# Need help with names



## magerz (Sep 24, 2013)

I need help with names with my new goat and her baby that will be raving in December or January when she is born


----------



## Goats Rock (Jun 20, 2011)

You'll have to look at them and see what name looks good on them! Some people use themes, like names of flowers,
Lily, Rose, Daisy, etc. or start with the alphabet and name this years goats all A's, Amber, Annie, Alice etc, 
If you have registered goats, the first part will be the farm name, then whatever you want after that. (up to a total of 30 letters for ADGA)
You'll think of something! Make it easy so they can recognize their own names!


----------



## magerz (Sep 24, 2013)

Goats Rock said:


> You'll have to look at them and see what name looks good on them! Some people use themes, like names of flowers,
> Lily, Rose, Daisy, etc. or start with the alphabet and name this years goats all A's, Amber, Annie, Alice etc,
> If you have registered goats, the first part will be the farm name, then whatever you want after that. (up to a total of 30 letters for ADGA)
> You'll think of something!

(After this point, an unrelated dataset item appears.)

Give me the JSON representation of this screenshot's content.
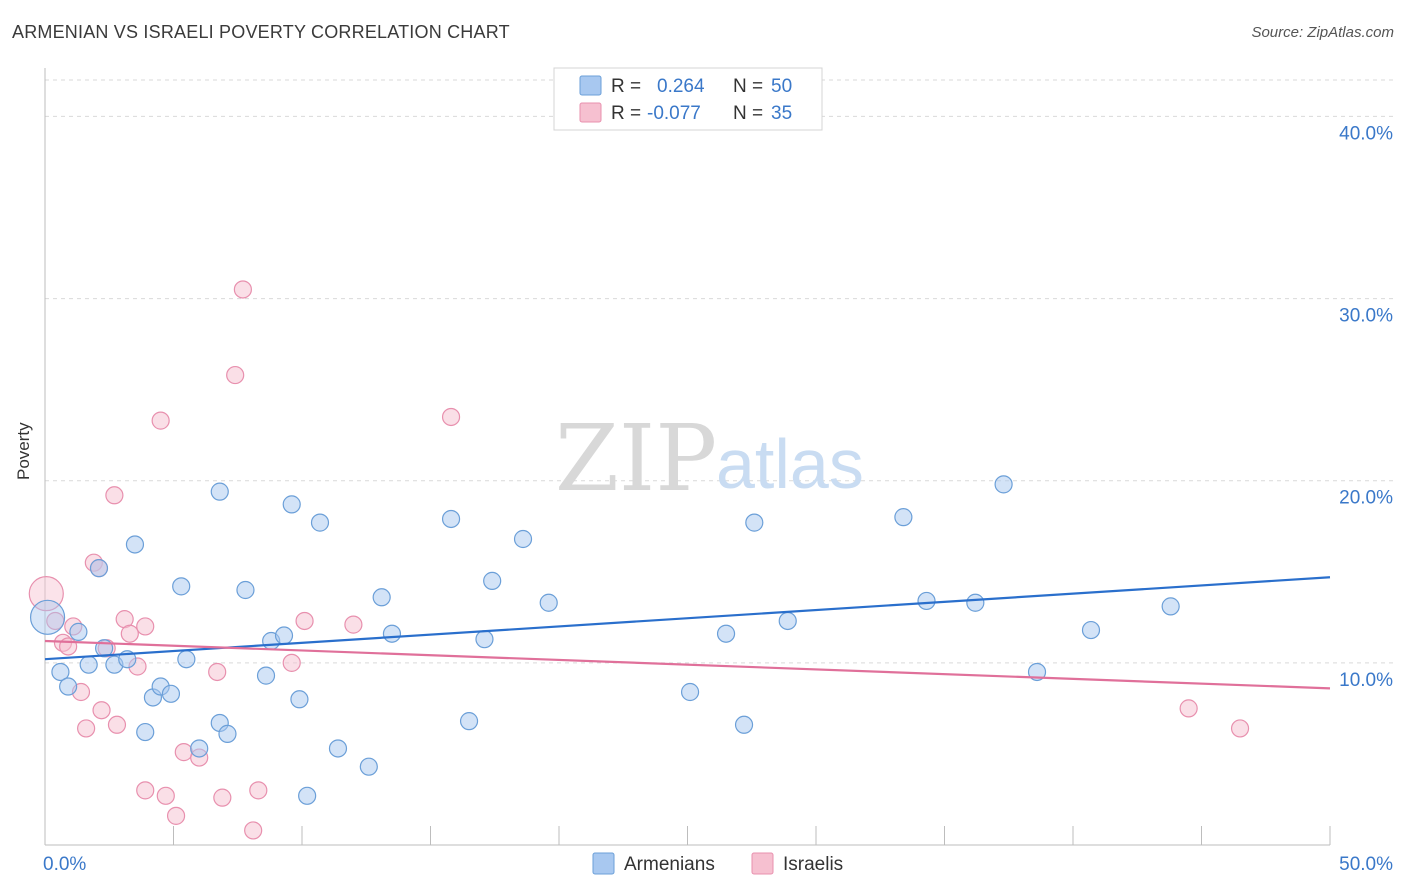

Make it easy so they can recognize their own names!


K thank you that will help


----------



## J.O.Y. Farm (Jan 10, 2012)

We have plenty of threads talking about names and such  maybe try searching at the top for them


----------



## magerz (Sep 24, 2013)

J.O.Y. Farm said:


> We have plenty of threads talking about names and such  maybe try searching at the top for them


K thanks that may help


----------